19 Replies to “TP-Link TL-WDR7500 (Archer C7) 802.11ac Router Review”

  1. @Rocker
    I haven’t checked that.
    That’s the English version with 3 internal antennas, 6 external antennas. It should be similar to mine.
    I can’t recommend it for now because I’ve had quite a few problems, but maybe related to the other items I used in my local network.

    It has been out since 2013, and other reviews seem to be saying it’s any OK device. “Not the best performance, but you can’t beat the price.”

  2. @adem
    if it’s Archer C7 v2.0 (printed on serial label on packaging and back of device) the 5GHz 802.11a/n/ac functionality is supported on Open-wrt.
    Also in the box there is a power supply capable of 2,5 A native (more current if used with USB devices attached).

  3. cnxsoft :
    That’s the English version with 3 internal antennas, 6 external antennas. It should be similar to mine.

    exactly…it’s upgrade of WDR7500 v2.0.
    The 3 internal antennas for 2,4 Ghz can be changed with 3 RP-SMA+Hirose Ufl cables for better performances (DIY modding).

  4. You cant put two wireless router close to each other and use it / test it. Even if they are configured to different channels, they will interfere each other. Put a distance of min 2 meters (3 or more better) between them!

  5. @Jibril

    so i just ordered a cable broadband service it should be connected within a week through telstra it says 30MB/sec download i might try the free modem that they will supply me with

  6. @Murat
    When using Orion R28 I did some transfer with only one router on, and both routers on, and I did not see any differences. So after, I just left both on, so maybe it explains the issue with 2.4Ghz transfer using HPH NT-V6.

    However, only one router operates at 5 GHz, so I’d assume it would not have affected this part of the test. The two Android media player were never on at the same time, so no device to device interface either.

  7. I’m testing HPH NT-V6 today, and I’ve re-done the Wi-Fi tests and the results are completely different, much better. I can confirm it does not matter in my case if both Wi-Fi are turn on at the same time, and very close to each others.

    802.11n: 3.9 MB/s (average)
    802.11ac: 4.5 MB/s (average) with peaks at 5.5 MB/s

    The only differences with yesterday:
    1. It’s raining
    2. I’m the only one using Wi-Fi at home. Normally two or three other persons may connect their laptop or tablet via my old router (CNX-TRANSLATION ESSID).

    Scratching my head…

  8. I had 3 TP-LINK in China… 3 pieces of rubbish….

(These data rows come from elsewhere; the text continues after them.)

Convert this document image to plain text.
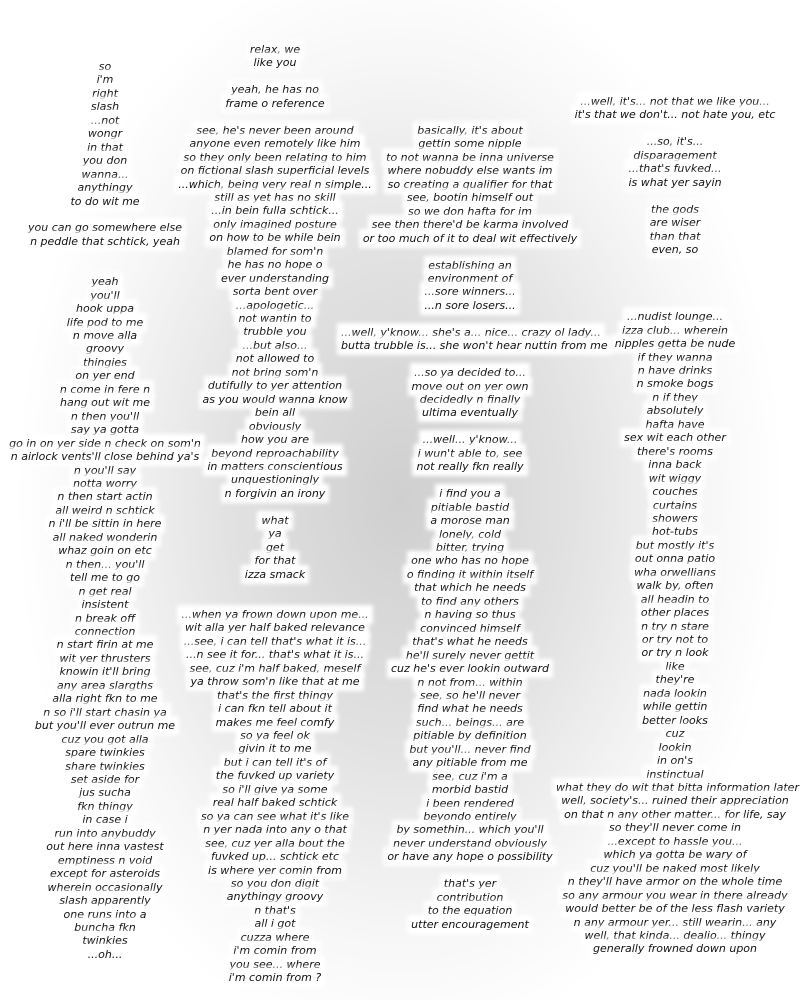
so
i'm
right
slash
...not
wongr
in that
you don
wanna...
anythingy
to do wit me
you can go somewhere else
n peddle that schtick, yeah
yeah
you'll
hook uppa
life pod to me
n move alla
groovy
thingies
on yer end
n come in fere n
hang out wit me
n then you'll
say ya gotta
go in on yer side n check on som'n
n airlock vents'll close behind ya's
n you'll say
notta worry
n then start actin
all weird n schtick
n i'll be sittin in here
all naked wonderin
whaz goin on etc
n then... you'll
tell me to go
n get real
insistent
n break off
connection
n start firin at me
wit yer thrusters
knowin it'll bring
any area slargths
alla right fkn to me
n so i'll start chasin ya
but you'll ever outrun me
cuz you got alla
spare twinkies
share twinkies
set aside for
jus sucha
fkn thingy
in case i
run into anybuddy
out here inna vastest
emptiness n void
except for asteroids
wherein occasionally
slash apparently
one runs into a
buncha fkn
twinkies
...oh...
relax, we
like you
yeah, he has no
frame o reference
see, he's never been around
anyone even remotely like him
so they only been relating to him
on fictional slash superficial levels
...which, being very real n simple...
still as yet has no skill
...in bein fulla schtick...
only imagined posture
on how to be while bein
blamed for som'n
he has no hope o
ever understanding
sorta bent over
...apologetic...
not wantin to
trubble you
...but also...
not allowed to
not bring som'n
dutifully to yer attention
as you would wanna know
bein all
obviously
how you are
beyond reproachability
in matters conscientious
unquestioningly
n forgivin an irony
what
ya
get
for that
izza smack
...when ya frown down upon me...
wit alla yer half baked relevance
...see, i can tell that's what it is...
...n see it for... that's what it is...
see, cuz i'm half baked, meself
ya throw som'n like that at me
that's the first thingy
i can fkn tell about it
makes me feel comfy
so ya feel ok
givin it to me
but i can tell it's of
the fuvked up variety
so i'll give ya some
real half baked schtick
so ya can see what it's like
n yer nada into any o that
see, cuz yer alla bout the
fuvked up... schtick etc
is where yer comin from
so you don digit
anythingy groovy
n that's
all i got
cuzza where
i'm comin from
you see... where
i'm comin from ?
basically, it's about
gettin some nipple
to not wanna be inna universe
where nobuddy else wants im
so creating a qualifier for that
see, bootin himself out
so we don hafta for im
see then there'd be karma involved
or too much of it to deal wit effectively
establishing an
environment of
...sore winners...
...n sore losers...
...well, y'know... she's a... nice... crazy ol lady...
butta trubble is... she won't hear nuttin from me
...so ya decided to...
move out on yer own
decidedly n finally
ultima eventually
...well... y'know...
i wun't able to, see
not really fkn really
i find you a
pitiable bastid
a morose man
lonely, cold
bitter, trying
one who has no hope
o finding it within itself
that which he needs
to find any others
n having so thus
convinced himself
that's what he needs
he'll surely never gettit
cuz he's ever lookin outward
n not from... within
see, so he'll never
find what he needs
such... beings... are
pitiable by definition
but you'll... never find
any pitiable from me
see, cuz i'm a
morbid bastid
i been rendered
beyondo entirely
by somethin... which you'll
never understand obviously
or have any hope o possibility
that's yer
contribution
to the equation
utter encouragement
...well, it's... not that we like you...
it's that we don't... not hate you, etc
...so, it's...
disparagement
...that's fuvked...
is what yer sayin
the gods
are wiser
than that
even, so
...nudist lounge...
izza club... wherein
nipples getta be nude
if they wanna
n have drinks
n smoke bogs
n if they
absolutely
hafta have
sex wit each other
there's rooms
inna back
wit wiggy
couches
curtains
showers
hot-tubs
but mostly it's
out onna patio
wha orwellians
walk by, often
all headin to
other places
n try n stare
or try not to
or try n look
like
they're
nada lookin
while gettin
better looks
cuz
lookin
in on's
instinctual
what they do wit that bitta information later
well, society's... ruined their appreciation
on that n any other matter... for life, say
so they'll never come in
...except to hassle you...
which ya gotta be wary of
cuz you'll be naked most likely
n they'll have armor on the whole time
so any armour you wear in there already
would better be of the less flash variety
n any armour yer... still wearin... any
well, that kinda... dealio... thingy
generally frowned down upon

    Now I have a NETGEAR and I’m happy, I don’t need re-connect 100 times every day, and my VPN is not so crazy.

  9. All those Ampak Technologies modules (like AP6330, or AP6335) are connected via SDIO on SPI (1-bit) mode, thus theoretical max is 50Mbps (SDIO max frequency is 50MHz), with common 8b/10b calc the theoretical max would be in 5MBps range, so achieving more than 3MBps is actually pretty good result.

    Sure it sucks, but complain to the mfgs using those SDIO el-cheapo modules.

  10. @cnxsoft
    As far as I have seen all Ampak modules are pin-compatible SDIO devices, and so if one uses the 90% efficiency max “rule of thumb”, would make the fastest possible SDIO speed be around 4.5MBps (5MBps * 90%), the Nagrace HPH NT-V6 you reviewed actually tops that a bit (4.85MBps) so that model might actually use some other than SDIO interface.

    And of course things like 802.11ac need to be connected with something much faster than even USB 2.0, as they reach the 480Mbps with the slowest one antenna versions, until USB 3.0/3.1 or native PCI Express comes along, those ARM sticks have pretty miserable WiFi performance.

    Why their (100 or gigabit) Ethernet performance is still so slow is another mystery, likely the chip design’s internal bus is designed to reach the USB 2.0 speed range, so maybe they max out around 30MBps (when nothing else is using I/O as they are muxed with USB 2.0 bus)?

  11. Hi, I just wanted to clarify something because I see you are using MB/s term.

    Are you referring to MB/s or Mb/s? I am interested especially in the tests done on usb transfer rates.